The show opened at Park Avenue Armory in March in New York City after stints in Chicago and at Bard College. The show’s entire month run has sold out, a testament to its young reputation thus far. The story is one of youth, love, loss, identity and hope – as all good stories are. The program sheds some light on the details with its handwritten, journal-entry style explanation. In the case one might be running too late to have the time to read through it before the start of the show (read: me), it’s still possible to understand the framework of the tale from the music and the dancing in another testament to the thoughtful direction. As such, the viewer can feel the story rather than knowing the story.

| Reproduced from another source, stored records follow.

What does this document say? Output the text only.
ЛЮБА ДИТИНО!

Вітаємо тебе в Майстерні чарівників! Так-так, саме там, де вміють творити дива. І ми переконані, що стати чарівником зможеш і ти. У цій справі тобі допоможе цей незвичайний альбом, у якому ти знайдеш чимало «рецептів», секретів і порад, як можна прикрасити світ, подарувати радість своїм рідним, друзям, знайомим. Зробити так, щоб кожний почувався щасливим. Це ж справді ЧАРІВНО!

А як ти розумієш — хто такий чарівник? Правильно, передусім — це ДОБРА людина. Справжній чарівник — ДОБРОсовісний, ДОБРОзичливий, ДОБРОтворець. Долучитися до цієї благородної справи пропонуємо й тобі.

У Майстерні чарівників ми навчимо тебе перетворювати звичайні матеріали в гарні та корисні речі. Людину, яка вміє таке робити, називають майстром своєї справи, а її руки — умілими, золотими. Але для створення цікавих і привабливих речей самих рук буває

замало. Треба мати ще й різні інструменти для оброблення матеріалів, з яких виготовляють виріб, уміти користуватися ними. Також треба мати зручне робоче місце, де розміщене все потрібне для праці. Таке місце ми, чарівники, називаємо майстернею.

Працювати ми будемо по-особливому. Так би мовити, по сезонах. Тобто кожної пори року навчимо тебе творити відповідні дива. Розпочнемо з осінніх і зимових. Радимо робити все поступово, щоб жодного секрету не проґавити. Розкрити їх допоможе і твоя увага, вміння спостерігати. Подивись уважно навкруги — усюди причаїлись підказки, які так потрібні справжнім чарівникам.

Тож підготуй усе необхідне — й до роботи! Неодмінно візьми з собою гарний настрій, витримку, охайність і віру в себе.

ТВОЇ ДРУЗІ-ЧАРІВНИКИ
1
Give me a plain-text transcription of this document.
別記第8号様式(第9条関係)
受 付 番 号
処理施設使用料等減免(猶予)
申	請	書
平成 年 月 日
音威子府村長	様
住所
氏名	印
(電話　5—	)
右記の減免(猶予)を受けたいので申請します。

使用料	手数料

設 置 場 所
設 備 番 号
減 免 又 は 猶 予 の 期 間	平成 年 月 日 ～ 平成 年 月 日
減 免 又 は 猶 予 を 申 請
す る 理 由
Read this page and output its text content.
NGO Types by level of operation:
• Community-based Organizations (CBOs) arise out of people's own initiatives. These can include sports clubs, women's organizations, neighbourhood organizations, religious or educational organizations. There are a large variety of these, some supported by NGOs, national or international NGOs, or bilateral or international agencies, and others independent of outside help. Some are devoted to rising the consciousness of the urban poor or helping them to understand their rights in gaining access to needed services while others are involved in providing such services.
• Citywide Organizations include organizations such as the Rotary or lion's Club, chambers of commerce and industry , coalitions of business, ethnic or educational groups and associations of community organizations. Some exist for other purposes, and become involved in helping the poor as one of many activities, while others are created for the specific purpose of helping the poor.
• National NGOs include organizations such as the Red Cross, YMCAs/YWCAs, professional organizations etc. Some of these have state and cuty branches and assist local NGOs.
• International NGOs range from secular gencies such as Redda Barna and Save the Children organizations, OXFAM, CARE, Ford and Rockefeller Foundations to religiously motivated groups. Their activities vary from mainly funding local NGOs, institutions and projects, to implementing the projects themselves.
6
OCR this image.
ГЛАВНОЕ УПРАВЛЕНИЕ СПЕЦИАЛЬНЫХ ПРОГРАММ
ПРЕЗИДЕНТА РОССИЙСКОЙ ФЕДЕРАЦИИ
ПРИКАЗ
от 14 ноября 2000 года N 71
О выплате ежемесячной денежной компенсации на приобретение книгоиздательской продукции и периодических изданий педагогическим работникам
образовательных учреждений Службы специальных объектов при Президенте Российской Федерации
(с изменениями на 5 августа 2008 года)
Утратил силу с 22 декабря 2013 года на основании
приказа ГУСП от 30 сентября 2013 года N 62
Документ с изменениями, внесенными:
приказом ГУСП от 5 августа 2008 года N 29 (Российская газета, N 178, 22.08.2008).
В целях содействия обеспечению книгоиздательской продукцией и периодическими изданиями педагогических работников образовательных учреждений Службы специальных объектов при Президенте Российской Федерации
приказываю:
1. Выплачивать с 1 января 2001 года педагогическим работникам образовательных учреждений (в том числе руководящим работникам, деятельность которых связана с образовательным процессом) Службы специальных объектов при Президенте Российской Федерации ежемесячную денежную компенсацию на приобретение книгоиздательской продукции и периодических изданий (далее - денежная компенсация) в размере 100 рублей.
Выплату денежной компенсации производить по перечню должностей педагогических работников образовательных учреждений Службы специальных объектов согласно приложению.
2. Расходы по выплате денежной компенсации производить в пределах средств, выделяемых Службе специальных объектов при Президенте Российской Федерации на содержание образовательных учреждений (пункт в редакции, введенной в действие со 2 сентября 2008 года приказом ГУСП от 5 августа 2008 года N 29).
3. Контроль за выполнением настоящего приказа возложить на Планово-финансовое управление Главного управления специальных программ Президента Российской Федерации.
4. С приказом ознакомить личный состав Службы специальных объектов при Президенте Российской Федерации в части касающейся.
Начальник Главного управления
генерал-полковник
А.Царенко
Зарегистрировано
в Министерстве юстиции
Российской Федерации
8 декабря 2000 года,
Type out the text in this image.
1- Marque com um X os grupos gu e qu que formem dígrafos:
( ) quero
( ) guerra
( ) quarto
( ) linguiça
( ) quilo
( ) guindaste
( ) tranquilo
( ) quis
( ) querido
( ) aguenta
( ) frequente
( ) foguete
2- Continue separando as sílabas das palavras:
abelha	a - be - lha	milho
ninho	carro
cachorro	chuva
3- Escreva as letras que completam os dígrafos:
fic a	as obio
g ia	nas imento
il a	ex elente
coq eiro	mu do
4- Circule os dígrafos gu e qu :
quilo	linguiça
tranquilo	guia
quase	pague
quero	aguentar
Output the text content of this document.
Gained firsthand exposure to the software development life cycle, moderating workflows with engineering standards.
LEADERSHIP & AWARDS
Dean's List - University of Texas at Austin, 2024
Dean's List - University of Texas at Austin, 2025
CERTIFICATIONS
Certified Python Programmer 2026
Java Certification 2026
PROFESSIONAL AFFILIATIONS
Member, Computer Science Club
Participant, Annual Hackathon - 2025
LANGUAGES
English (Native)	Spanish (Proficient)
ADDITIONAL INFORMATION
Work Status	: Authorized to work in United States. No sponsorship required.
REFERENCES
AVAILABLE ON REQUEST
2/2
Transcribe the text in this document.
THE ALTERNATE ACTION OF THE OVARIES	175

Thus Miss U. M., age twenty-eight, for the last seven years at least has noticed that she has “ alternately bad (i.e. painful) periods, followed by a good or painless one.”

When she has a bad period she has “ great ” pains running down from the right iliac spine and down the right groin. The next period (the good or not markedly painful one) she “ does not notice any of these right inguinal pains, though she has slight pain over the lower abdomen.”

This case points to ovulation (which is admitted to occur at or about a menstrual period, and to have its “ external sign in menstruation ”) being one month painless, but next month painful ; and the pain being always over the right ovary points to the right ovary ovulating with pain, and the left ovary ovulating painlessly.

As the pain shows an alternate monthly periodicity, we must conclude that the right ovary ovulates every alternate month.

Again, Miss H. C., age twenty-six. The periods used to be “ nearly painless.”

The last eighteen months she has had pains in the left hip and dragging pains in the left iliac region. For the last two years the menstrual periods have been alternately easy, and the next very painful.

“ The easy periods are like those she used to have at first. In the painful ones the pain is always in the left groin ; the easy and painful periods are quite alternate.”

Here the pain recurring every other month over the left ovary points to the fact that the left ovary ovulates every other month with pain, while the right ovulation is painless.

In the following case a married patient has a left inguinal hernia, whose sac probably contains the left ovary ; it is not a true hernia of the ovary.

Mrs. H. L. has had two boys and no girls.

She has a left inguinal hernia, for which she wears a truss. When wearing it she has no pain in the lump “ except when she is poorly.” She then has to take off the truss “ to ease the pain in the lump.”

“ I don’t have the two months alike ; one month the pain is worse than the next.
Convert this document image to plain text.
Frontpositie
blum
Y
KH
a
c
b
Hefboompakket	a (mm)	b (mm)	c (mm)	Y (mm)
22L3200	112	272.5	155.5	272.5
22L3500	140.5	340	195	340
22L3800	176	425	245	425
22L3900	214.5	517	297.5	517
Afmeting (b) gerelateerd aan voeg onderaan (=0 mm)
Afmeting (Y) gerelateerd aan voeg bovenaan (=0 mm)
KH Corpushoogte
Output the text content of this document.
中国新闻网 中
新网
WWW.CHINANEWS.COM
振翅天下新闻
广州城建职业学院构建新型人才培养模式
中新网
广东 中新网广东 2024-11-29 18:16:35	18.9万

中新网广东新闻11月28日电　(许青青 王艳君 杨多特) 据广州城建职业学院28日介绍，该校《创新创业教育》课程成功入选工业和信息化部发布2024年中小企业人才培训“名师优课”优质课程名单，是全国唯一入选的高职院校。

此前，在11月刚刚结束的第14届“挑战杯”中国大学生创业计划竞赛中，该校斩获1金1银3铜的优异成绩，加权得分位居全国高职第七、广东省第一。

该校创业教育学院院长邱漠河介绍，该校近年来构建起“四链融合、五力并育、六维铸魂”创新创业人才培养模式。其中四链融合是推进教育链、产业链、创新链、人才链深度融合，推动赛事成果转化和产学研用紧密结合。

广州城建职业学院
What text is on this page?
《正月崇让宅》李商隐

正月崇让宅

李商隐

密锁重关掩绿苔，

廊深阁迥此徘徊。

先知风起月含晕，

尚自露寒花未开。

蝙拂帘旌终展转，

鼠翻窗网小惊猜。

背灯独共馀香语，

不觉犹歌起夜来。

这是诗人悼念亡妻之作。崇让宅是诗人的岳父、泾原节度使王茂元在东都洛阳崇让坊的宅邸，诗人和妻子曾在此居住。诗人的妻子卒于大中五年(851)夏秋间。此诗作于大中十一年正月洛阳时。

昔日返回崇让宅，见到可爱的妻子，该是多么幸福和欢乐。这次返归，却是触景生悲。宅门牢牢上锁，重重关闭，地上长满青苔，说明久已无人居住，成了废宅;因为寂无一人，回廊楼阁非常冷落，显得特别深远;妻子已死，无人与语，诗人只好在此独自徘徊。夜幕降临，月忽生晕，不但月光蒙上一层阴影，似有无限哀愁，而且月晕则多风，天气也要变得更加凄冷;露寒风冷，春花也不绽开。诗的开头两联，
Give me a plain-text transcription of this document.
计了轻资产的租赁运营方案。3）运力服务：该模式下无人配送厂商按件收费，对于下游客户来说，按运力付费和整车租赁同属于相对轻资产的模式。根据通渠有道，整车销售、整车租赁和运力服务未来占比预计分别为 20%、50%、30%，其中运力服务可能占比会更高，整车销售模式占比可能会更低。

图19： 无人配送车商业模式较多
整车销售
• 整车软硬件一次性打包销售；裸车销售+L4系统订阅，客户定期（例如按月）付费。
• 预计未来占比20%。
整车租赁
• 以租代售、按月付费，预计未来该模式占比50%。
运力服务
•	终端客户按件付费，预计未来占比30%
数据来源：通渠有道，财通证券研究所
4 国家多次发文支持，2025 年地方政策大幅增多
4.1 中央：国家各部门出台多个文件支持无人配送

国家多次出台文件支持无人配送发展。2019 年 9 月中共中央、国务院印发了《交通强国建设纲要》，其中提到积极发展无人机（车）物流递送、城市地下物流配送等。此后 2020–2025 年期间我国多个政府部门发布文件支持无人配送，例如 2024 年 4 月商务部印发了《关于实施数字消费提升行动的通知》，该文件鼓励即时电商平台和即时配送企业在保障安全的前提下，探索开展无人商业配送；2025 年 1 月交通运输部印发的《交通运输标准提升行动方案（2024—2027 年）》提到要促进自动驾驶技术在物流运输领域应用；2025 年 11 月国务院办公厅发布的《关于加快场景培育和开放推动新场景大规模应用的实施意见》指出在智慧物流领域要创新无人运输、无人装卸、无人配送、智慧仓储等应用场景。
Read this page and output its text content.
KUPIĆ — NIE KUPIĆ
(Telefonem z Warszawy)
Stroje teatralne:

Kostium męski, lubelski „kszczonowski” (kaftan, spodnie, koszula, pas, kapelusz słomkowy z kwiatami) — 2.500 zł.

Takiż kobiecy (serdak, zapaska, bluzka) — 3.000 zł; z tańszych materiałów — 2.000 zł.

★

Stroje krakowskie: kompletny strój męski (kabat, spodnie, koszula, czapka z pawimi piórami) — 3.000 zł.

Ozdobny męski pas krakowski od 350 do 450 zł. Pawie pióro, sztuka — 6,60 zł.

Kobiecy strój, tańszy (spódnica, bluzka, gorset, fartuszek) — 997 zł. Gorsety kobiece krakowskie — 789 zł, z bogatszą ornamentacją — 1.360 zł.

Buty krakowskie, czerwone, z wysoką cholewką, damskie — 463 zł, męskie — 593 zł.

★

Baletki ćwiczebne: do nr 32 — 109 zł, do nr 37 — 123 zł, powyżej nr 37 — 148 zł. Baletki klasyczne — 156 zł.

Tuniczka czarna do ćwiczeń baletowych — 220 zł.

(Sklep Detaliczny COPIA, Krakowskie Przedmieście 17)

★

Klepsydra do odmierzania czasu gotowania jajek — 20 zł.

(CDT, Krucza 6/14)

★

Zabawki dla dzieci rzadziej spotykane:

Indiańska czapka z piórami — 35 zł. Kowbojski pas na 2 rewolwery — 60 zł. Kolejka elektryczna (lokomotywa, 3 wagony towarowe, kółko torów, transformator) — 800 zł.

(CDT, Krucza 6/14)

What begins as a group of young friends sharing stories of identity, curiosity and innocence over a campfire progresses toward the often murky nuances of growing into young adulthood. Visions of expectations begin to fade and shred as the realities of life reveal themselves. What remains intact, however, is the humanity between people. The gut-wrenchingly relatable challenges the characters face creep from the stage to the audience. We can feel their sorrow, their joy and the unpredictable way we humans toggle between the two on a daily basis. The amalgamation of music, dance, direction and writing pave the way.

It’s deeply worth noting that the quality, skill and experience of the creatives give this performance the impact it has. There’s a certain serenity one can feel from the audience knowing the performers onstage have every tool in the book to open the portal of vulnerability and keep it open for 90 minutes. In many ways, it felt like a dream ballet of nostalgia for a simpler time, perhaps a time before our digital lives began (there was a phonebook as a prop), perhaps a time when the paddles of life had yet to churn up the silt of river bottom. Illinoise is the boat that carries us through these twists and turns and lets us feel that the ironic darkness of hope cannot exist without levity of light.

In short, don’t forget your tissues. You will need them.

By Emily Sarkissian of Dance Informa.